Lo de Sánchez e Iglesias no se ve en Europa

Ha dicho el líder del PP, Pablo Casado, que el Gobierno hace ‘oposición’ a la Oposición y es cierto. Y esto es algo nunca visto en las democracias de nuestro entorno europeo, máxime cuando estamos inmersos en una grave crisis sanitaria económica y social.

Y sobre todo cuando desde el Gobierno el propio presidente Pedro Sánchez y su vicepresidente Pablo Iglesias no solo critican a la Oposición sino que los insultan, descalifican y agreden de manera constante, llegando incluso, por parte de Iglesias y de sus ministros Irene Montero y Alberto Garzón, a acusar al PP y Vox de estar promoviendo ‘un golpe de Estado’.

Que es lo mismo que suele decir Nicolás Maduro en respuesta a las críticas de su oposición. Y estas afirmaciones son algo que es impensable que ocurra no ya en Alemania o en Francia sino en cualquier país de la UE. Y, por otra parte, constituyen una afrenta al Ejército y a la Guardia Civil -a los que los ministros de UP han señalado, desde el Gobierno de España, como los posibles protagonistas de una ‘insubordinación’.

Lo que ha tenido que desmentir la ministra de Defensa, Margarita Robles, subrayando el compromiso ejemplar de ambos cuerpos armados del Estado con la Constitución y la legalidad.

Si a ello añadimos que la mentira forma parte destacada y probada de los discursos y explicaciones del presidente Sánchez y varios ministros como los de Podemos, más Calvo, Marlaska y M.J. Montero, veremos que aquello de ‘Spain is diferent’, sigue vigente y, lamentablemente y en este caso, en lo que a la calidad democrática se refiere.

Y ya está bien del ‘buenísimo’ táctico de Cs y de su predicador Edmundo Bal porque sus palabras no se corresponden con sus hechos con los que apuntalan, sin rubor, al Gobierno de Marlaska y de la mala gestión y los continuos despropósitos y favores al soberanismo vasco y catalán.

Sobre todo ahora que se acaba la urgencia sanitaria lo que desmonta el argumento de Cs de defender ‘el interés general’ que nada tiene que ver ni con las políticas ni con las maneras de este Gobierno. Aunque sabemos que lo que le guía a Cs es su lucha por la supervivencia en busca del centro de la política, pero en este caso alejándose del PP y ofreciéndose al ‘sanchismo’ que es un ‘régimen’ de poder que supera al conjunto del PSOE.

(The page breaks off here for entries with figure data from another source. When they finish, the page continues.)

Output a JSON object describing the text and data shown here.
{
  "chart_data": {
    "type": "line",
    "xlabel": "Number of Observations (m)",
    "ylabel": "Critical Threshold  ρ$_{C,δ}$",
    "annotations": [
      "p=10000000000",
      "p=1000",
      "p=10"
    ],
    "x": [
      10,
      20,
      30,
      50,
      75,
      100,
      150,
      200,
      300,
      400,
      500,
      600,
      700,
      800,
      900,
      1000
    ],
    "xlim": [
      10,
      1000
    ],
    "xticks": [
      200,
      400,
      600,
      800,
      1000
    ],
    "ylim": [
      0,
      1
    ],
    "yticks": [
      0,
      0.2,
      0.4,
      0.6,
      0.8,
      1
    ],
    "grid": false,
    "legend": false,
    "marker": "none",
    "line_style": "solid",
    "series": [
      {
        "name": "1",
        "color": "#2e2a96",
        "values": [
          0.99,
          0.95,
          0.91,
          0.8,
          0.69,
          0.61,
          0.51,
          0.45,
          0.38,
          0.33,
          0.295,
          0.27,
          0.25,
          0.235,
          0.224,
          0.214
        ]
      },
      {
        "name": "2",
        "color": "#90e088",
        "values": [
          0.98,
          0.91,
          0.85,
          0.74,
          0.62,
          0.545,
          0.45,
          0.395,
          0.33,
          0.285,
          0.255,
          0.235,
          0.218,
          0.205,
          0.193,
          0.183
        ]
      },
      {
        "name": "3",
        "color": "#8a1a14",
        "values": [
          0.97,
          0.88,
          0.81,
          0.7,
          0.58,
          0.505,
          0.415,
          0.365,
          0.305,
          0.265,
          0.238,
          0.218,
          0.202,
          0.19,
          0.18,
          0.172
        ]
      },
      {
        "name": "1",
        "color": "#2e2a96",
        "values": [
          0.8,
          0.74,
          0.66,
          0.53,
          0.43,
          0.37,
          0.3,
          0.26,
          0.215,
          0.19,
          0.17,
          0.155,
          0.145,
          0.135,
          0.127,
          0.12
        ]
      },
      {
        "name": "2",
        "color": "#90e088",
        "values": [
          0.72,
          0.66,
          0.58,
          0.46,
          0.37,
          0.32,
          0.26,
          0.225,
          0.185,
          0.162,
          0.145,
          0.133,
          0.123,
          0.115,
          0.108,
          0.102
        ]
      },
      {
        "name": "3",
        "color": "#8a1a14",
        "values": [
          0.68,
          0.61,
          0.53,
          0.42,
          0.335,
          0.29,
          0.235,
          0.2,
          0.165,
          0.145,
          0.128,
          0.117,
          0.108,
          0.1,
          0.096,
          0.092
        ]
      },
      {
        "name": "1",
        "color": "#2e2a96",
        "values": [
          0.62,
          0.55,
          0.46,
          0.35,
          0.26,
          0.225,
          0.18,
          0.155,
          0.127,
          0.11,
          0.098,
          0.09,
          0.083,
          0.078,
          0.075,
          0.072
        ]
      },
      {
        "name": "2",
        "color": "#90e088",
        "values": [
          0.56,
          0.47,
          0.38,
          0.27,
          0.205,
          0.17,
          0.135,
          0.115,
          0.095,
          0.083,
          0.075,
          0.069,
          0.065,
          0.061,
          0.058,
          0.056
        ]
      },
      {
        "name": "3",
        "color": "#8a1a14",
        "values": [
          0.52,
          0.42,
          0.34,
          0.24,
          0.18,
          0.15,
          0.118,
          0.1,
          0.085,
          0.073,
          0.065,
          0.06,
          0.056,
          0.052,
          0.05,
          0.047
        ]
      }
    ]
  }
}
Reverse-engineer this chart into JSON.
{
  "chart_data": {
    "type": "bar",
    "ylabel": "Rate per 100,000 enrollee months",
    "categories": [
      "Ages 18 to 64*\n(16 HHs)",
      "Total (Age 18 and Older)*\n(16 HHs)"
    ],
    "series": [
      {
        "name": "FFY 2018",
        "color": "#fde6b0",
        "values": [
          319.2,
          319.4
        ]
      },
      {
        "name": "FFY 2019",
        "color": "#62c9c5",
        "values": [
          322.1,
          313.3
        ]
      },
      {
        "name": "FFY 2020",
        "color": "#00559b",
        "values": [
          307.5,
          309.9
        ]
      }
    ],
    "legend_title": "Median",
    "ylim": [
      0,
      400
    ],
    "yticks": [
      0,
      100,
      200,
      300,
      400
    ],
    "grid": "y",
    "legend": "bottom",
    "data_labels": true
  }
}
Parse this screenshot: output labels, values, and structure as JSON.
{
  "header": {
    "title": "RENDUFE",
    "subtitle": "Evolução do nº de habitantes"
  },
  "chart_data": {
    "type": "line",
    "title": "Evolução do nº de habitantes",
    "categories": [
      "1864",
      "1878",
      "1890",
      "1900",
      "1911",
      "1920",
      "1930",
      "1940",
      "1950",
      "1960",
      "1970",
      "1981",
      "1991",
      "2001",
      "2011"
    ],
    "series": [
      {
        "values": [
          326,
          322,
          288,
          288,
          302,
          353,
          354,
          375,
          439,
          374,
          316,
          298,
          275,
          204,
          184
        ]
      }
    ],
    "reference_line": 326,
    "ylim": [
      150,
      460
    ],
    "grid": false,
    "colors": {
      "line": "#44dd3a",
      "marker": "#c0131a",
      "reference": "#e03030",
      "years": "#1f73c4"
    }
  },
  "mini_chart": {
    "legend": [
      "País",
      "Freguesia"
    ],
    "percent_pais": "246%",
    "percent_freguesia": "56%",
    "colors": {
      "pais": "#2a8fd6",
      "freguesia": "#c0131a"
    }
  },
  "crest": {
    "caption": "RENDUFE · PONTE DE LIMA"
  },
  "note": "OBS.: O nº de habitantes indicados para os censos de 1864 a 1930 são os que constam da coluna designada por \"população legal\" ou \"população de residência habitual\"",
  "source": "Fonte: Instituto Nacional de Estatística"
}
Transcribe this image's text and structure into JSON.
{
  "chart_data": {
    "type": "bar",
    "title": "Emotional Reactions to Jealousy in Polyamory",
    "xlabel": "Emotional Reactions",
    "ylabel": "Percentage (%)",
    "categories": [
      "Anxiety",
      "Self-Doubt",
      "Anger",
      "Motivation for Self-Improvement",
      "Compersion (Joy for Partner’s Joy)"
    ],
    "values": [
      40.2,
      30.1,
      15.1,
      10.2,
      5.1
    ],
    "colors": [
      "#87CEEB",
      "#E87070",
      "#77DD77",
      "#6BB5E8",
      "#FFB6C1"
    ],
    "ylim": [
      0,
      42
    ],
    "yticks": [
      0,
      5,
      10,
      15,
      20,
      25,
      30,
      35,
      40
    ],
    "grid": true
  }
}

Por lo demás no es cierto que el PP sea el motor de la confrontación política aunque algunos errores ha cometido. Lo que de verdad crea crispación y la confrontación política son decisiones y declaraciones del Gobierno como las de golpismo o los pactos con Bildu sobre la reforma laboral, o las mentirás y abusos de Marlaska. Y estos son hechos probados, y no palabras, que en el conjunto del pueblo español provocan un profundo malestar.